Today’s news that Microsoft will buy Nokia in early 2014 sent the Scandinavian telco giant’s shares soaring by some 45%. But while the stock market may have been buoyed by the news of the acquisition many are still to be convinced of the business thinking behind the move.
As a brand name, Microsoft remains iconic. Yet it, too, has struggled to make inroads into the mobile space; too slow, say some, to respond to market demand. The sales of its Surface tablets (most charitably described as sluggish) highlighting this significantly.
At the same time, Nokia has struggled against competition from Samsung and Apple with sales falling 24% in the three months to June, compared to last year.
The question on the lips of many industry analysts and consumers alike is: will the partnership of two relatively also-rans in terms of the mobile and OS space really be the answer to rivalling the likes of Apple and the Android OS?
Some believe that the sale of Nokia (an established 150 year old company) for the relatively paltry sum of $7 billion is tantamount to a ‘fire sale’, and others have questioned the move as a last role of the dice for Steve Bulmer; aiming to leave a legacy in the mobile space before his immanent departure from office.
Look more closely however and there may be more than one reason (the share price of Nokia) to believe Microsoft has pulled out a proverbial rabbit from the hat.
First, the partnership formed in 2011 placed the Windows Phone (WP) operating system in Nokia’s Lumia devices, and sales of Lumia have seen WP’s global market share rise to 3.3% – actually out performing former mobile heavy weights BlackBerry.
Secondly, Microsoft has a history of making astute acquisitions that have ultimately strengthened its overall market offering: it purchased aQuantive, an advertising company, on August 13, 2007 for $7.3 billion.
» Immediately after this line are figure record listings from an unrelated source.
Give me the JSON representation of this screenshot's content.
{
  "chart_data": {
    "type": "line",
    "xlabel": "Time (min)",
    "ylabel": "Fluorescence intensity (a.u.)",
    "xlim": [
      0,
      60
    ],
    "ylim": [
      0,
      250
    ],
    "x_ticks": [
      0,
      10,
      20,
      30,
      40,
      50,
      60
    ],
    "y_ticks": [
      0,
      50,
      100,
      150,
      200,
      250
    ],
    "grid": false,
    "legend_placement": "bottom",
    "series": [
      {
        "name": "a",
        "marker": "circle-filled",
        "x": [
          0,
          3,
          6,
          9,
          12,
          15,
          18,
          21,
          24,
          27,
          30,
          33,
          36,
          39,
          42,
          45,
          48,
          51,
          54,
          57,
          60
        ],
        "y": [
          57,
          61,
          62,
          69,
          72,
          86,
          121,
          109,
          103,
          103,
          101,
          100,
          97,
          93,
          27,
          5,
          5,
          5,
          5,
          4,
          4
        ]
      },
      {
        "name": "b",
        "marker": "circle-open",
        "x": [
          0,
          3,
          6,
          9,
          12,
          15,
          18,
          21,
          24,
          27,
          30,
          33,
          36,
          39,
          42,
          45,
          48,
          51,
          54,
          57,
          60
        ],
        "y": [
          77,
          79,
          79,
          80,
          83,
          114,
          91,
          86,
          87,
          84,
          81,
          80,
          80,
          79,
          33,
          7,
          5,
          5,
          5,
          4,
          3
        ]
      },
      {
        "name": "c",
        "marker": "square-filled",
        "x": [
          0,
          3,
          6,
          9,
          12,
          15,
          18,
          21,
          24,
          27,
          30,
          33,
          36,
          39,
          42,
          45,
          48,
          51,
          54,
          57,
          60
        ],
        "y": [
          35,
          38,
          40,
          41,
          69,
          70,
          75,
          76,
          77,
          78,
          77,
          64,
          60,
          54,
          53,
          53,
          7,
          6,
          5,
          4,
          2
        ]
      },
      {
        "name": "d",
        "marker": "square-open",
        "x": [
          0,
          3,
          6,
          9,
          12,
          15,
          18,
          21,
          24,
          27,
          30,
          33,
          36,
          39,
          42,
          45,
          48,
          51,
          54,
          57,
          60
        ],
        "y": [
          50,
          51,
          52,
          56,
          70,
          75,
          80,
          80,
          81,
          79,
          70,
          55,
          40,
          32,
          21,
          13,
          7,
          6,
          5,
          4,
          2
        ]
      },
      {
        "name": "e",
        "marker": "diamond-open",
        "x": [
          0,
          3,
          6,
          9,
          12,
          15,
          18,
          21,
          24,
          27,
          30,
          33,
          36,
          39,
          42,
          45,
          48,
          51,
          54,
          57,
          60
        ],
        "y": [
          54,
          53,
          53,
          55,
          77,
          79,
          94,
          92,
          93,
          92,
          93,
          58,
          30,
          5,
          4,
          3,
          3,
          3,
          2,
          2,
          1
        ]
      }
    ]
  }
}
A/Razorfish, one of the world’s largest digital agencies the same year; Norwegian enterprise search company Fast Search & Transfer to boost its search technology in 2008, and most recently in 2011 it acquired Skype for $8.5 billion.
Finally, despite not cracking the mobile market in the way he would have envisaged Bulmer still remains, first and foremost, a winner. He simply doesn’t back the wrong horse when it comes to significant business decisions.
One last point to leave you to ponder: who would have believed (apart from Steve Jobs & Paul Wozniak) during the late 90s when Apple brought out the iMac with its coloured back, that it would be the company it is today with all its influence and success? With this in mind, maybe Bulmer and co might just have the last laugh after all!